La course à l’espace

18 septembre 2018 - Marie-Pier Tremblay

Coloniser Mars, extraire des minéraux sur les astéroïdes, construire des usines  flottantes en orbite… Bienvenue dans l’espace : un terrain de jeu aux possibilités infinies. Pas de règles. Pas de propriétaires. Et de plus en plus de monde.

Tour d’horizon de ce qui attend le ciel au cours des prochaines décennies…

Les microsatellites

Les anciens satellites avaient parfois la taille… d’un autobus ! Aujourd’hui, certains sont à peine plus gros qu’une laveuse ! Deux entreprises misent sur eux pour rendre Internet accessible PARTOUT sur la planète.

OneWeb est l’une d’elles. L’entreprise britannique s’est alliée au géant de l’aéronautique et de l’aérospatiale Airbus pour construire en série un premier lot de 900 microsatellites detélécommunications. Chacun devrait coûter environ 1,5 million de dollars.

Une véritable aubaine en matière de satellites ! Les 10 premiers seront lancés cet automne sur une orbite géostationnaire à 1 200 kilomètres d’altitude. OneWeb compte vendre ses services dès 2019.

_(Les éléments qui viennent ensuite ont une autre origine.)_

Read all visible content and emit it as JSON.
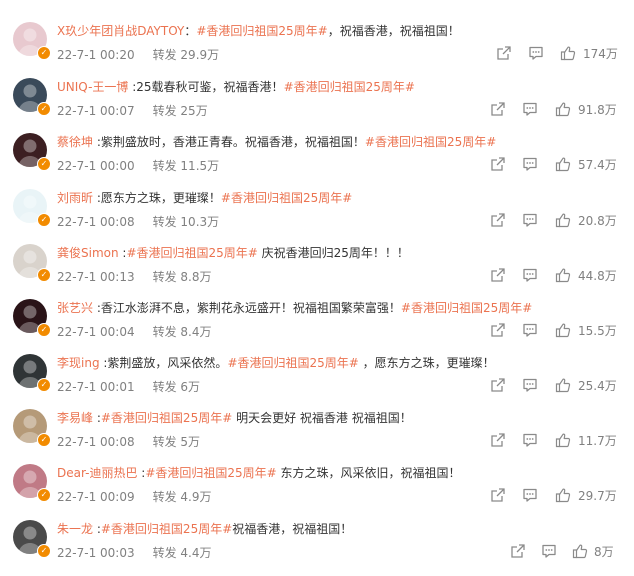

SpaceX a aussi son projet « Internet » : Starlink. En février dernier, l’entreprise a envoyé dans l’espace deux prototypes de microsatellites, Tintin A et Tintin B. À terme, sa constellation devrait compter 4 400 engins !

ASTROSCALE

Il y aurait présentement 500 000 débris qui flottent autour de la Terre. Astroscale veut faire le ménage. La tâche n’est pas mince. Ces débris fi lent en moyenne à 8 km/seconde, soit 10 fois la vitesse d’une balle de fusil !

MADE IN SPACE

L’entreprise américaine a conçu la première imprimante 3D capable de fonctionner en absence de gravité. Deux prototypes ont déjà été testés dans la Station spatiale internationale. En plus d’assurer la fabrication de pièces dans la station, l’entreprise a pour objectif de créer de véritables petites usines en orbite !

PLANETARY RESSOURCES et DEEP SPACE INDUSTRIES :

Ramener sur Terre de l’eau, des métaux et peut-être même des diamants de l’espace. Voilà le projet un peu fou de plusieurs entreprises, dont celles-ci. Pour l’instant, elles développent des outils de prospection.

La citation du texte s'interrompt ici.